- Born: 17 August 1957 (age 68) Sarajevo, Bosnia and Herzegovina, Yugoslavia
- Citizenship: Austrian
- Education: University of Sarajevo (Dipl.-Ing.) TU Wien (Dr. techn.)
- Occupation: Businessman
- Known for: CEO of Telekom Austria; CEO of VimpelCom

= Boris Nemšić =

Bosnian-Austrian businessman

Boris Nemšić (born on August 17, 1957, in Sarajevo, Bosnia and Herzegovina) is a Bosnian-Austrian businessman and the former CEO of Telekom Austria. From April 2009 until June 2010 he was CEO of VimpelCom.

== Career ==
In 1980, Nemšić graduated from the University of Sarajevo with a degree in electrical engineering. In 1984, at the age of 27, Nemšić moved to Vienna. In 1990, he received his doctorate from TU Wien, where he worked at the Institute of Telecommunications as a research assistant for two years.

From 1990 until 1997, Nemšić led the department for development of mobile communication at Ascom and Bosch Telecom. In 1997, he was hired by Mobilkom Austria as Head of Network Planning. In 1998, he was appointed to lead the Croatian Mobilkom Austria subsidiary Vipnet.

In May 2000, Mobilkom Austria appointed Nemšić as General Manager of the company. In July 2002, he was additionally appointed COO and in 2006 CEO of Telekom Austria. On March 31, 2009, Nemšić resigned as CEO of Telekom Austria and Mobilkom Austria and was appointed CEO of VimpelCom in Russia. In June 2010, he left the company unexpectedly. In 2011, Nemšić joined Delta Partners, a consulting firm specializing in telecommunications, media and technologies.

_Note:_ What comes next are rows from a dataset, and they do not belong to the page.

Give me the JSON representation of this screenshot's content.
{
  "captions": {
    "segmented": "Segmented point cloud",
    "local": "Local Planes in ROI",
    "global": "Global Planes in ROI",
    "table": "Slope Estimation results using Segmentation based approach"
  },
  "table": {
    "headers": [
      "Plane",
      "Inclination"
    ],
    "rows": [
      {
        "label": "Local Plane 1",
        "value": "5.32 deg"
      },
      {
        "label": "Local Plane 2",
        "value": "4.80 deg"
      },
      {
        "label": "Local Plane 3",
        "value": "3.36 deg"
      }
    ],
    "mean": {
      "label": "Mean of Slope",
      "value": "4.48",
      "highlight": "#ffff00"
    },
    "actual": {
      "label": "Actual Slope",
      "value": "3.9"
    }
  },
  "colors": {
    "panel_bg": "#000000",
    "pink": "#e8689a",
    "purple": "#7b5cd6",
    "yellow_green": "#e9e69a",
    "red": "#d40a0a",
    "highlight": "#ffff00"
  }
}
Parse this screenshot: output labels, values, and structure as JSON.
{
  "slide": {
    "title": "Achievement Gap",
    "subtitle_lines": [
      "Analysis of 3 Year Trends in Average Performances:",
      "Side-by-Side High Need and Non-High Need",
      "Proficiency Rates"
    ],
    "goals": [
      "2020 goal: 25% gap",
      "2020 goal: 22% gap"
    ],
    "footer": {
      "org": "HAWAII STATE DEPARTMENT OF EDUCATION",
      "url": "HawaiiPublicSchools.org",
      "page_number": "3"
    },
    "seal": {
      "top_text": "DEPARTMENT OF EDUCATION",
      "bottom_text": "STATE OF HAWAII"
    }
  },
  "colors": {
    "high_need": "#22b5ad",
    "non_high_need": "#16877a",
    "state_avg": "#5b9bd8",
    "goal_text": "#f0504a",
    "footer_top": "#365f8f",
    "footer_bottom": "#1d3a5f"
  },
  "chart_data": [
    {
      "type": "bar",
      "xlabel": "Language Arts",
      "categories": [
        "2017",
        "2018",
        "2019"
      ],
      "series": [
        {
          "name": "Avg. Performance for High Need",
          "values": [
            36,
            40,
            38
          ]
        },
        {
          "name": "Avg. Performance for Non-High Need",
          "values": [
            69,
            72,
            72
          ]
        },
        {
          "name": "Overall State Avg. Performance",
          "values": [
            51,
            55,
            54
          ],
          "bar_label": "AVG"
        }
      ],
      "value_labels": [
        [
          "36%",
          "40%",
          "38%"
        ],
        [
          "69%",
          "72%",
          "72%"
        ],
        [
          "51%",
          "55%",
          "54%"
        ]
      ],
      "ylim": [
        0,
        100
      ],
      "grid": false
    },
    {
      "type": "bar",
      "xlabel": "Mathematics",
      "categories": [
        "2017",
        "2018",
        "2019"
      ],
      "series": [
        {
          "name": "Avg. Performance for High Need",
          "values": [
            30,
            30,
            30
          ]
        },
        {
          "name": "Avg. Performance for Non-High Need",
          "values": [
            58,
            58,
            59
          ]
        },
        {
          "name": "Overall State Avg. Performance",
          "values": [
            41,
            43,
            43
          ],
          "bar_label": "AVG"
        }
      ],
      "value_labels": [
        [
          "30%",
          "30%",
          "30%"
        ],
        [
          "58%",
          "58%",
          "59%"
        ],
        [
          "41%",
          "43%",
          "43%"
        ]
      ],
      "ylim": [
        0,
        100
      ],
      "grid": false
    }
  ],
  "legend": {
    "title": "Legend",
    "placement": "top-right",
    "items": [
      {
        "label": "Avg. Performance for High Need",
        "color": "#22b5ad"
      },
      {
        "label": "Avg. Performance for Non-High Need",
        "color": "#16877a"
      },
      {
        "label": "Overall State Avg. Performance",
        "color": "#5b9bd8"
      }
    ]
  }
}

Nemšić was questioned as a witness in corruption investigations involving Telekom in 2012 and again in 2015.

In 2019, he was named chairman of Infobip.

Nemšić is an investor and consultant for the mobile virtual operator Educom. He held various board member positions at the following companies: I-New Unified Mobile Solutions (chairman of the board), Cellwize (chairman of the board) or Frequentis AG (member of the supervisory board).

He is a member of the University Council of TU Wien. He was named president of the Handball Liga Austria in 2014.

== Personal life ==
Nemšić is married and has two children.

He is of Bosnian Croatian descent.

During his studies, Nemšić played handball and won the Austrian Cup and Austrian championship with UHC Stockerau.

== Honors ==
Nemšić was named "Man of the Year 2007" by Austrian business magazine Trend.

In 2008, he was awarded the Grand Decoration of Honour in Gold for Services to the Republic of Austria for his services to the development of mobile communications in Austria.